RAG-space is a Retrieval-Augmented Generation (RAG) model that combines document retrieval and language generation to provide informative responses based on a custom knowledge base.
This project implements a RAG model using Python, FastAPI, LangChain, Llama 2 (via Ollama), FAISS, and SentenceTransformers. It retrieves relevant information from a local knowledge base and generates responses using the Llama 2 language model.

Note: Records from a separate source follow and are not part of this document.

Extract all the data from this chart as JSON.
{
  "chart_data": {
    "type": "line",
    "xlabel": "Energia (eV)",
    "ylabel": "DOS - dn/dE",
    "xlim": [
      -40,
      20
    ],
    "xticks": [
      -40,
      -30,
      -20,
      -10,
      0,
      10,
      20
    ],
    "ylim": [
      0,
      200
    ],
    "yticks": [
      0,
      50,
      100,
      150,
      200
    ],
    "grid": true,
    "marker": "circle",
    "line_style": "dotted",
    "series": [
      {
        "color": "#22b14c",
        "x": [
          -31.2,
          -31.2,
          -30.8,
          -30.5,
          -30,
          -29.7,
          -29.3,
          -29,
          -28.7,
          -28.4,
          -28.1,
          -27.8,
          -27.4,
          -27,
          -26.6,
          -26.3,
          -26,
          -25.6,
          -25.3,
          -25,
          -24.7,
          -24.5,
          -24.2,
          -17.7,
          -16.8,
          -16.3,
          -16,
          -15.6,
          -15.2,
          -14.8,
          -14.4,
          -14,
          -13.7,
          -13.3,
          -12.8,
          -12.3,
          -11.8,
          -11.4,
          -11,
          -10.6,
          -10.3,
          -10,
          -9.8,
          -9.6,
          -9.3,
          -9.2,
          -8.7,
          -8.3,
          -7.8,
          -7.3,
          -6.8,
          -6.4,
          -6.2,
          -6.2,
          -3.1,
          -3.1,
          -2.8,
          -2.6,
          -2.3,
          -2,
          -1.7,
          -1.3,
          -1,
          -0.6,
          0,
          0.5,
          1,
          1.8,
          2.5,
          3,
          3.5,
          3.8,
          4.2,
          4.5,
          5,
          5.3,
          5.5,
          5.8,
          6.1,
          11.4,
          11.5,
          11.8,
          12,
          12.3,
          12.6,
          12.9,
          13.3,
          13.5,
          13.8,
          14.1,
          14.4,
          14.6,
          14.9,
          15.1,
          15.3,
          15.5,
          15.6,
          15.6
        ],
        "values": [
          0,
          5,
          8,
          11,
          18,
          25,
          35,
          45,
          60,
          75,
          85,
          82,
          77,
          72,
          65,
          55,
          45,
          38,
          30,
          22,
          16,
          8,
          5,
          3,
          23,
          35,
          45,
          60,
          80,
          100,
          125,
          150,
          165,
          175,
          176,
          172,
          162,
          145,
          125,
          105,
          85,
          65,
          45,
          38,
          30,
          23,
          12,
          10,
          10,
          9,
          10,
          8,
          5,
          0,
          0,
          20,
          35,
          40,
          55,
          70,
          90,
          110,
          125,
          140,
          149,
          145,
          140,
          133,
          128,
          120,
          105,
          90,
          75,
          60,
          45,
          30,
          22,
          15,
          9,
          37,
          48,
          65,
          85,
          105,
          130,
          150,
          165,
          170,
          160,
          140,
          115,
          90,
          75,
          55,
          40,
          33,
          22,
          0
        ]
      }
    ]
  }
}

For more detailed technical information about the project, please refer to the info.txt file.
-
Clone this repository:
git clone https://github.com/yourusername/RAG-space.git cd RAG-space -
Install the required Python packages:
pip install -r requirements.txt -
Install Ollama: Follow the instructions at Ollama's official website to install Ollama for your operating system.
-
Pull the Llama 2 model using Ollama:
ollama pull llama2
-
Start the Ollama service (if not already running):
ollama serve -
Run the FastAPI server:
python app.py
The server will start on http://localhost:8000.
To get a response from the RAG model, send a POST request to the /generate endpoint:
curl -X POST "http://localhost:8000/generate" -H "Content-Type: application/json" -d '{"text": "What color is Mars?"}'
This will return a JSON response containing the generated answer and the retrieved documents used for context.